# Task 8.02. Connection Power BI with Python

This task involves:
- Establishing a MySQL connection to Python to load previously created dataframe from the `transactions_db` database.
- Generating custom visualizations with the Seaborn and Matplotlib libraries in Power BI report, taking advantage of the analytical capabilities of Python.

## Python script to download data into Power BI

For brevity (to avoid repeating data preprocessing and feature engineering), we will use the `.csv` file created in Sprint 8.1 with a dataframe containing joined tables from the `transactions_db` database.

In [5]:
import pandas as pd

PATH = r'D:\Python\transactions_companies_users.csv'

data = pd.read_csv(PATH)

## Python scripts for visualizations
### Level 1.
#### Exercise 1.

In [None]:
import matplotlib.pyplot as plt
import seaborn as sns

fig, axs = plt.subplots(2, 1, figsize=(4, 6))
fig.suptitle("Distribution of Transaction Amounts")

# histogram
(sns.histplot(data=dataset, kde=True, ax=axs[0], bins=20)
    .set(xlabel=None, ylabel='Number')
)

# boxplot
(sns.boxplot(data=dataset, ax=axs[1], width=0.3, orient='h')
    .set(yticklabels=[], xlabel='Amount, €')
)
plt.show()

#### Exercise 2.

In [None]:
import matplotlib.pyplot as plt
import seaborn as sns

# scatterplot
sns.scatterplot(data=dataset.query('declined==0'), 
                x='num_products', 
                y='amount',
                alpha=0.3)

plt.title('Sale Amount vs. Number of Products')
plt.xlabel('Number of products')
plt.gca().xaxis.get_major_locator().set_params(integer=True)
plt.ylabel('Amount, €')
plt.show()

#### Exercise 3.

In [None]:
import matplotlib.pyplot as plt
import seaborn as sns

# barplot
sns.countplot(
    data=dataset.query('declined==0'), 
    y='company_country', 
    order = dataset['company_country'].value_counts().index,
    orient='h'
)

plt.xlabel(None)
plt.ylabel(None)
plt.title('Number of Sales by Country')
plt.show()

#### Exercise 4.

In [None]:
import matplotlib.pyplot as plt
import seaborn as sns

# boxplot
sns.boxplot(data=dataset.query('declined==0'), 
            x='user_country', 
            y='amount',
            width=0.3)

plt.title('Distribution of Sales by User Origin')
plt.ylabel('Amount, €')
plt.xlabel(None)
plt.show()

#### Exercise 5.

In [None]:
import matplotlib.pyplot as plt
import pandas as pd
import seaborn as sns

# pivot table
pivot = (pd.pivot_table(dataset, index='company_country', columns='user_country', 
                        values='id', aggfunc='count', margins=True)
            .drop('All')
            .sort_values('All')
            .drop('All', axis=1)
        )

# stacked bar chart
pivot.plot(stacked=True, kind='barh')

plt.title('Number of Transactions by Company Country and User Origin')
plt.xlabel(None)
plt.ylabel(None)
plt.legend(title='User origin')
plt.show()

#### Exercise 6.

In [None]:
import matplotlib.pyplot as plt
import seaborn as sns

# scatterplot
sns.scatterplot(data=dataset, 
                x='user_age', 
                y='amount',
                hue='declined',
                palette=[sns.color_palette('cividis')[0], sns.color_palette('cividis')[5]])

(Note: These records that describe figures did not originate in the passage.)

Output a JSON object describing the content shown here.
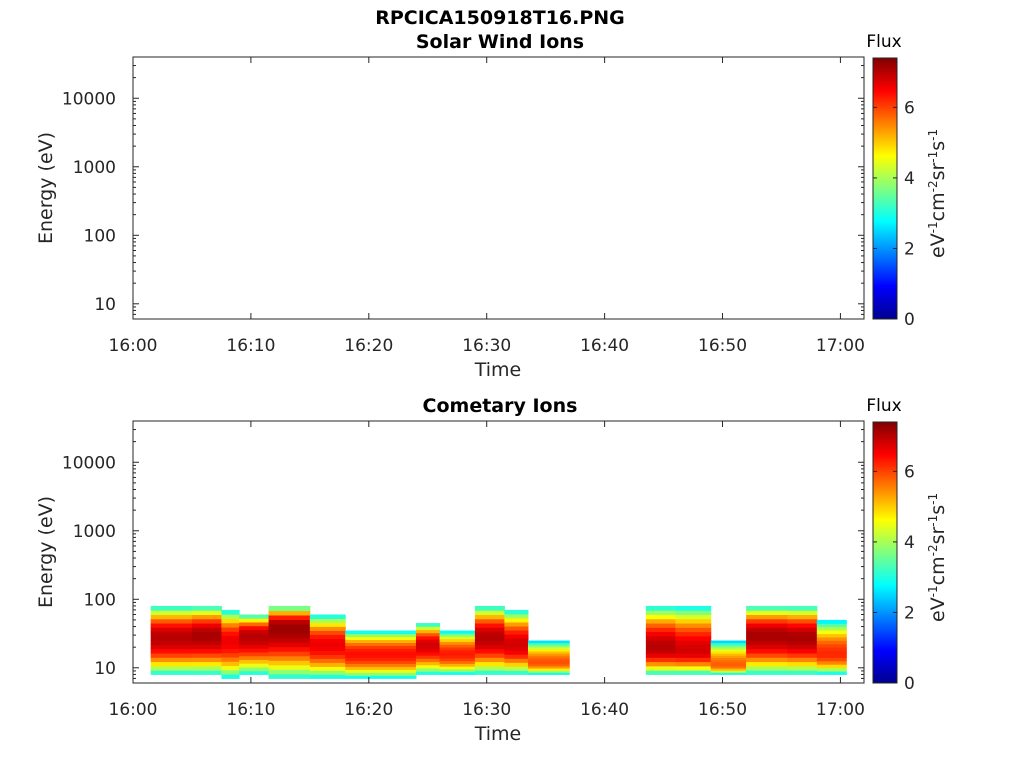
{
  "figure": {
    "title": "RPCICA150918T16.PNG",
    "colors": {
      "axis": "#262626",
      "background": "#ffffff",
      "colormap": "jet"
    }
  },
  "chart_data": [
    {
      "type": "heatmap",
      "title": "Solar Wind Ions",
      "xlabel": "Time",
      "ylabel": "Energy (eV)",
      "x_ticks": [
        "16:00",
        "16:10",
        "16:20",
        "16:30",
        "16:40",
        "16:50",
        "17:00"
      ],
      "y_ticks": [
        "10",
        "100",
        "1000",
        "10000"
      ],
      "y_scale": "log",
      "x_range": [
        "16:00",
        "17:02"
      ],
      "ylim": [
        6,
        40000
      ],
      "colorbar": {
        "label": "Flux",
        "unit_base": [
          "eV",
          "cm",
          "sr",
          "s"
        ],
        "unit_exp": [
          "-1",
          "-2",
          "-1",
          "-1"
        ],
        "ticks": [
          "0",
          "2",
          "4",
          "6"
        ],
        "range": [
          0,
          7.4
        ]
      },
      "bands": []
    },
    {
      "type": "heatmap",
      "title": "Cometary Ions",
      "xlabel": "Time",
      "ylabel": "Energy (eV)",
      "x_ticks": [
        "16:00",
        "16:10",
        "16:20",
        "16:30",
        "16:40",
        "16:50",
        "17:00"
      ],
      "y_ticks": [
        "10",
        "100",
        "1000",
        "10000"
      ],
      "y_scale": "log",
      "x_range": [
        "16:00",
        "17:02"
      ],
      "ylim": [
        6,
        40000
      ],
      "colorbar": {
        "label": "Flux",
        "unit_base": [
          "eV",
          "cm",
          "sr",
          "s"
        ],
        "unit_exp": [
          "-1",
          "-2",
          "-1",
          "-1"
        ],
        "ticks": [
          "0",
          "2",
          "4",
          "6"
        ],
        "range": [
          0,
          7.4
        ]
      },
      "bands": [
        {
          "start": "16:01:30",
          "end": "16:05:00",
          "energy_min": 8,
          "energy_max": 80,
          "peak_energy": 28,
          "peak_flux": 7.0
        },
        {
          "start": "16:05:00",
          "end": "16:07:30",
          "energy_min": 8,
          "energy_max": 80,
          "peak_energy": 30,
          "peak_flux": 7.1
        },
        {
          "start": "16:07:30",
          "end": "16:09:00",
          "energy_min": 7,
          "energy_max": 70,
          "peak_energy": 25,
          "peak_flux": 6.6
        },
        {
          "start": "16:09:00",
          "end": "16:11:30",
          "energy_min": 8,
          "energy_max": 60,
          "peak_energy": 30,
          "peak_flux": 7.0
        },
        {
          "start": "16:11:30",
          "end": "16:15:00",
          "energy_min": 7,
          "energy_max": 80,
          "peak_energy": 40,
          "peak_flux": 7.2
        },
        {
          "start": "16:15:00",
          "end": "16:18:00",
          "energy_min": 7,
          "energy_max": 60,
          "peak_energy": 22,
          "peak_flux": 6.6
        },
        {
          "start": "16:18:00",
          "end": "16:24:00",
          "energy_min": 7,
          "energy_max": 35,
          "peak_energy": 16,
          "peak_flux": 6.4
        },
        {
          "start": "16:24:00",
          "end": "16:26:00",
          "energy_min": 8,
          "energy_max": 45,
          "peak_energy": 22,
          "peak_flux": 6.8
        },
        {
          "start": "16:26:00",
          "end": "16:29:00",
          "energy_min": 8,
          "energy_max": 35,
          "peak_energy": 16,
          "peak_flux": 6.3
        },
        {
          "start": "16:29:00",
          "end": "16:31:30",
          "energy_min": 8,
          "energy_max": 80,
          "peak_energy": 28,
          "peak_flux": 7.0
        },
        {
          "start": "16:31:30",
          "end": "16:33:30",
          "energy_min": 8,
          "energy_max": 70,
          "peak_energy": 22,
          "peak_flux": 6.8
        },
        {
          "start": "16:33:30",
          "end": "16:37:00",
          "energy_min": 8,
          "energy_max": 25,
          "peak_energy": 12,
          "peak_flux": 5.9
        },
        {
          "start": "16:43:30",
          "end": "16:46:00",
          "energy_min": 8,
          "energy_max": 80,
          "peak_energy": 20,
          "peak_flux": 7.0
        },
        {
          "start": "16:46:00",
          "end": "16:49:00",
          "energy_min": 8,
          "energy_max": 80,
          "peak_energy": 18,
          "peak_flux": 6.8
        },
        {
          "start": "16:49:00",
          "end": "16:52:00",
          "energy_min": 8,
          "energy_max": 25,
          "peak_energy": 11,
          "peak_flux": 5.8
        },
        {
          "start": "16:52:00",
          "end": "16:55:30",
          "energy_min": 8,
          "energy_max": 80,
          "peak_energy": 30,
          "peak_flux": 7.1
        },
        {
          "start": "16:55:30",
          "end": "16:58:00",
          "energy_min": 8,
          "energy_max": 80,
          "peak_energy": 28,
          "peak_flux": 7.1
        },
        {
          "start": "16:58:00",
          "end": "17:00:30",
          "energy_min": 8,
          "energy_max": 50,
          "peak_energy": 16,
          "peak_flux": 6.2
        }
      ]
    }
  ]
}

plt.title('Transaction Amount vs. User Age')
plt.xlabel('Age, years')
plt.ylabel('Amount, €')
plt.legend(title='Is declined?', bbox_to_anchor=(1.05, 0.5), loc='center left')
plt.show()

#### Exercise 7.

In [None]:
import matplotlib.pyplot as plt
import seaborn as sns

# scatterplots and distribution histograms with kde
g = sns.pairplot(dataset, 
                 vars=['amount', 'declined', 'user_id', 'num_products', 
                       'user_age', 'user_lifetime'],
                 #corner=True,
                 diag_kind='hist',
                 diag_kws={'kde': True}
                )
g.map_lower(sns.kdeplot, levels=4, color="orange", linewidths=2)

plt.show()

### Level 2
#### Exercise 1

In [None]:
import matplotlib.pyplot as plt
import seaborn as sns

# heatmap of pearson correlation coefficients between numeric variables
sns.heatmap(dataset.corr(numeric_only=True), 
            annot=True, fmt='.2f', annot_kws={'size': 10},
            linewidths=1, cmap='coolwarm', vmax=1, vmin=-1)

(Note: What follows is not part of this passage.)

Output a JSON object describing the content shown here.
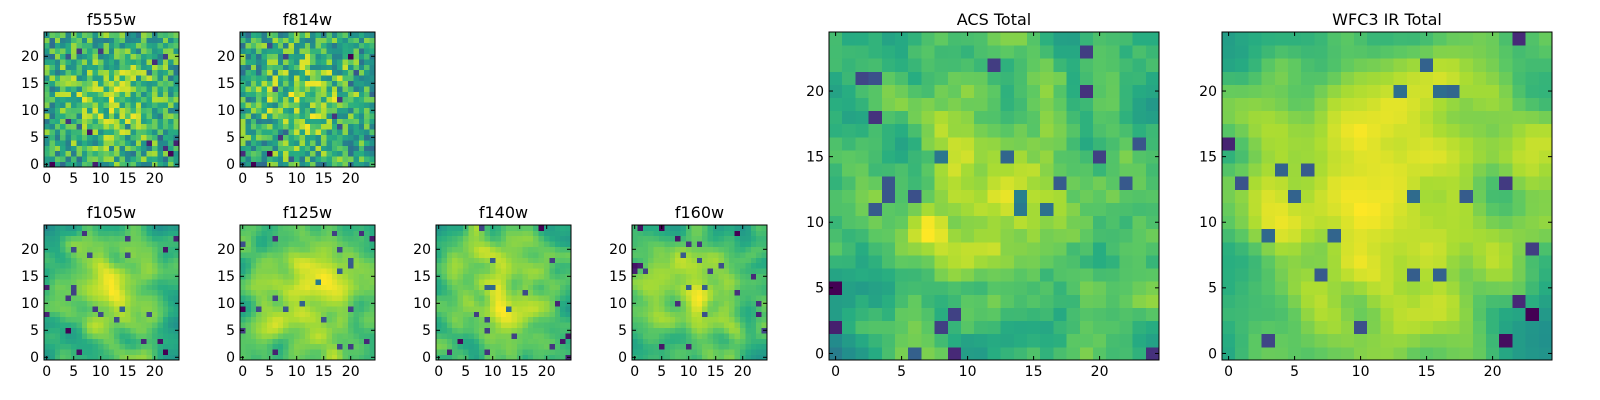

plt.title("Pearson Correlation between Numeric Variables")
plt.show()

#### Exercise 2

In [None]:
import matplotlib.pyplot as plt
import seaborn as sns

# transaction amount vs. user_age vs. user_country
sns.jointplot(
    data=dataset,
    x='user_age', 
    y='amount',
    hue='user_country',
    kind='scatter',
    palette=[sns.color_palette('cividis')[0], 
             sns.color_palette('cividis')[3],
             sns.color_palette('cividis')[5]]
)

plt.suptitle('Transaction Amount vs. User Age', y=1.02)
plt.xlabel('User Age, years')
plt.ylabel('Transaction Amount, euros')
plt.legend(title='User Origin', bbox_to_anchor=(1.2, 0.5), loc='center left')
plt.show()

### Level 3
#### Exercise 1

In [None]:
import matplotlib.pyplot as plt
import seaborn as sns

# transaction amount vs. user_country
sns.violinplot(data=dataset, y='amount', x='user_country', hue='user_country'
               , palette="Greys"
              )
sns.stripplot(data=dataset, y='amount', x='user_country', hue='user_country'
              , palette="Greys_r"
              , alpha=0.5
              , size=3, edgecolor='grey', linewidth=1)

plt.title('Transaction Amount vs. User Origin')
plt.ylabel('Amount, euro')
plt.xlabel(None)
plt.show()

#### Exercise 2

In [None]:
import matplotlib.pyplot as plt
import seaborn as sns

g = sns.FacetGrid(dataset, col='user_country', row='num_products', margin_titles=True, legend_out=True)
g.map_dataframe(sns.scatterplot, x='user_age', 
                y='amount', hue='declined',
                palette=[sns.color_palette('cividis')[0], sns.color_palette('cividis')[5]])

g.add_legend(title='Is declined?', bbox_to_anchor=(1, 0.5), loc='center left')
g.set_axis_labels("User age, years", "Transaction amount, €")
g.set_titles(col_template="Users from {col_name}", row_template="Number of products = {row_name}")
plt.tight_layout()
plt.show()